Gut punch: What you mean by balance versus what I mean.

June 1, 2022 by Joshua
in Choosing/Decision-Making, Nature

When most people say they balance their sustainability actions, they mean balancing their values or feelings. When they call me extreme, I believe they think I’m acting to one extreme of a spectrum. But I act balanced too, just not only considering myself. I balance my interests with how my actions affect others: people our money would displace from their land for resources, people our money would cause to breathe and ingest toxins, people our money would drown in plastic and other waste, and so on.


Yesterday, I suggested measuring your sustainability efforts by your effects on others, not how hard you feel you’re trying, which motivates inflating the difficulty of acting sustainably, as if not flying was impossible, or not air conditioning at your slightest whim.

Let’s continue that line.

People who haven’t yet learned that acting sustainably brings joy, saves money, saves time, and improves your life talk about balancing the “effort” of acting sustainably against some benefit. What benefit?
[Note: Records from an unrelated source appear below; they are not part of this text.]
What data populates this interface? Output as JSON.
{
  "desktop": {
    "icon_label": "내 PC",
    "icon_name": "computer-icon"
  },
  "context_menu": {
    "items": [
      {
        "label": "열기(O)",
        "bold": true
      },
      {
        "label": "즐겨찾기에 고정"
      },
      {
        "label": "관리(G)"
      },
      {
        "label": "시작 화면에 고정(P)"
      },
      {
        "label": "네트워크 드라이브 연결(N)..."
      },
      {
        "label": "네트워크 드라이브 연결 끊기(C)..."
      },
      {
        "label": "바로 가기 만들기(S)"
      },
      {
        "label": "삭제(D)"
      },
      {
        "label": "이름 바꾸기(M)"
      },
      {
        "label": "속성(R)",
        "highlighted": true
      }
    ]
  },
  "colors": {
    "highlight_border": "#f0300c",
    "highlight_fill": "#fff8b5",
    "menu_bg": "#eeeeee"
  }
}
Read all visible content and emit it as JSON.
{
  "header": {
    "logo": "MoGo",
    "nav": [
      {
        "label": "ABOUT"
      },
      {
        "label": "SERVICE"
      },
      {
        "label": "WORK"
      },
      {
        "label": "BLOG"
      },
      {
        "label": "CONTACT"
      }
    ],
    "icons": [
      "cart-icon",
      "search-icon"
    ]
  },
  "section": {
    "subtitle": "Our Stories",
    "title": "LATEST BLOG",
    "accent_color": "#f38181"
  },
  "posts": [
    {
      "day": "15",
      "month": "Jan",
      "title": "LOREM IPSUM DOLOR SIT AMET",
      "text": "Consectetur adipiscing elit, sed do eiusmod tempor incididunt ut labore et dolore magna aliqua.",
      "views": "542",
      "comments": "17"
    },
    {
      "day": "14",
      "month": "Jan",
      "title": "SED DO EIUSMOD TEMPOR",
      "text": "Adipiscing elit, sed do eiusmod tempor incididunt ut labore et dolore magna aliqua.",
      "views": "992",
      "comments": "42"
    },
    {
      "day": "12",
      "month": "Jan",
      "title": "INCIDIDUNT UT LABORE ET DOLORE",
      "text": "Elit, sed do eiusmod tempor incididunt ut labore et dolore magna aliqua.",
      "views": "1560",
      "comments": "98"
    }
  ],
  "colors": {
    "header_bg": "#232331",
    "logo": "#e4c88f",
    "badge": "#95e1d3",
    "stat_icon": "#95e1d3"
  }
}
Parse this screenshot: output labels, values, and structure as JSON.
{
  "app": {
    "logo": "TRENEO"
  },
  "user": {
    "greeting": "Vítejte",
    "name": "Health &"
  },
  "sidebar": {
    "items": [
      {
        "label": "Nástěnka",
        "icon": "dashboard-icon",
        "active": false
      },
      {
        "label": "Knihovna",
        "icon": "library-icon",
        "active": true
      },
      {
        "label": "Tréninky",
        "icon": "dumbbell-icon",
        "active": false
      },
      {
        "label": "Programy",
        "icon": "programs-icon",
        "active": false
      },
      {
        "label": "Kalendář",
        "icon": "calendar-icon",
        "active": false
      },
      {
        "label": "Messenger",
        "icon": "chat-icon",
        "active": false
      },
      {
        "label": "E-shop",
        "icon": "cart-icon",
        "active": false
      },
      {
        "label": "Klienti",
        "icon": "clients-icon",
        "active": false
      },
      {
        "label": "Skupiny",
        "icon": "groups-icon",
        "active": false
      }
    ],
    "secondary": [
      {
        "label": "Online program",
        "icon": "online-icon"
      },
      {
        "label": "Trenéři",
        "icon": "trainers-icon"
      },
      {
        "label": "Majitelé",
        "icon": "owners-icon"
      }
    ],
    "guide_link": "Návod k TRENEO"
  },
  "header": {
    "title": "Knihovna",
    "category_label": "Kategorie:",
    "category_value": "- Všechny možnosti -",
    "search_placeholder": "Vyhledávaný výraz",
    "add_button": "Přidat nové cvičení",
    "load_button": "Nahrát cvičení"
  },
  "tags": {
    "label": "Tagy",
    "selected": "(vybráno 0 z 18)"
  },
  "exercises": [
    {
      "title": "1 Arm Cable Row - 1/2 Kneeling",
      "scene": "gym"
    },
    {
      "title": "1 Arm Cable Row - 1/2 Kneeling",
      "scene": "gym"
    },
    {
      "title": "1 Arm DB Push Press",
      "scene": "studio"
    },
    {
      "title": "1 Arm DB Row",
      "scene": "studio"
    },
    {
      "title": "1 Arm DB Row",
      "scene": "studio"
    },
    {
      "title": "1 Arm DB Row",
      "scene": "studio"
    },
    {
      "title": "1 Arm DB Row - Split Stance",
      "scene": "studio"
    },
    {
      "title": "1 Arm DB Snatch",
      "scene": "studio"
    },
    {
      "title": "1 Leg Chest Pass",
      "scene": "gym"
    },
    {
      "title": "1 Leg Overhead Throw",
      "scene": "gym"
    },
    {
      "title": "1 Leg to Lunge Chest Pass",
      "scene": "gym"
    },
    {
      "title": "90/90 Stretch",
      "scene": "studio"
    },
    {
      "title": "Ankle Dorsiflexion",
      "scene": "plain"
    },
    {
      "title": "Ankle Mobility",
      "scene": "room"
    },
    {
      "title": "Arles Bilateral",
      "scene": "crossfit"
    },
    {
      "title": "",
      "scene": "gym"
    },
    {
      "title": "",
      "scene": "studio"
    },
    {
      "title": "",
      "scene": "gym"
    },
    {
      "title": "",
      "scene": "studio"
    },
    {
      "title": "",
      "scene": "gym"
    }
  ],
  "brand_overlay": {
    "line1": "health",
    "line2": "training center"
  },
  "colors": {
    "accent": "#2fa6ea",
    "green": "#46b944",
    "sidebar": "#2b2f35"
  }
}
For most people, I think the benefit is abstract, as the media, scientists, politicians, and everyone talks about effects disconnected from people’s lives. So they balance “work” they can feel in the moment against “doing the right thing,” with little emotional connection.

The more they feel they’re “working,” the more they’re doing the right thing. Perfect! They can feel great about doing little.

By comparison, they see me as extreme, since I’m not balancing the “work” they’ve conjured up and inflated. Let’s leave out for the moment, that what they call “work” or “taking time, money, and resources they need to live” is accepting a way of living they don’t have to. If they are Americans, it’s leading to them 80 percent likely to be obese or overweight, diabetic, heart disease-ridden, stroke-likely, spending time and money on stuff they don’t value, isolated, polluted, low sperm count, birth defect-likely, and so on. The rest of the overindustrialized world is catching up.

Whom they’re leaving out

If their feelings were all that mattered, I’d support this line too. That situation arises with, say, exercise. If you don’t exercise, that’s your business. Sure, to some extent Americans’ poor fitness raise insurance rates and risk national security, but I see pollution’s harm as more direct and greater.

Other people and wildlife can’t defend themselves from the actions of a polluter. You can’t buy takeout, a plane ticket, or a car without hurting people. Leave people you affect out of the picture and you look extreme to me, extremely myopic. I don’t have it in me to put my head in the sand and act as if I’m not funding needless pain and suffering.

Here’s a picture of podcast guest Adam Hochschild‘s book, Bury the Chains, about British abolitionists around 1800, who inspire me for adopting this view regarding plantation-made sugar, molasses, rum, and so on. Their peers all saw them as extreme too. Today we, or at least I, see them as visionary and the people who funded plantations extremely cruel.

I intend to keep following their lead. Is there any doubt that future generations will look at those of us who just accept the current system, bigger and causing orders of magnitude more suffering than the Atlantic slave trade, as extreme as plantation owners and buyers of their goods?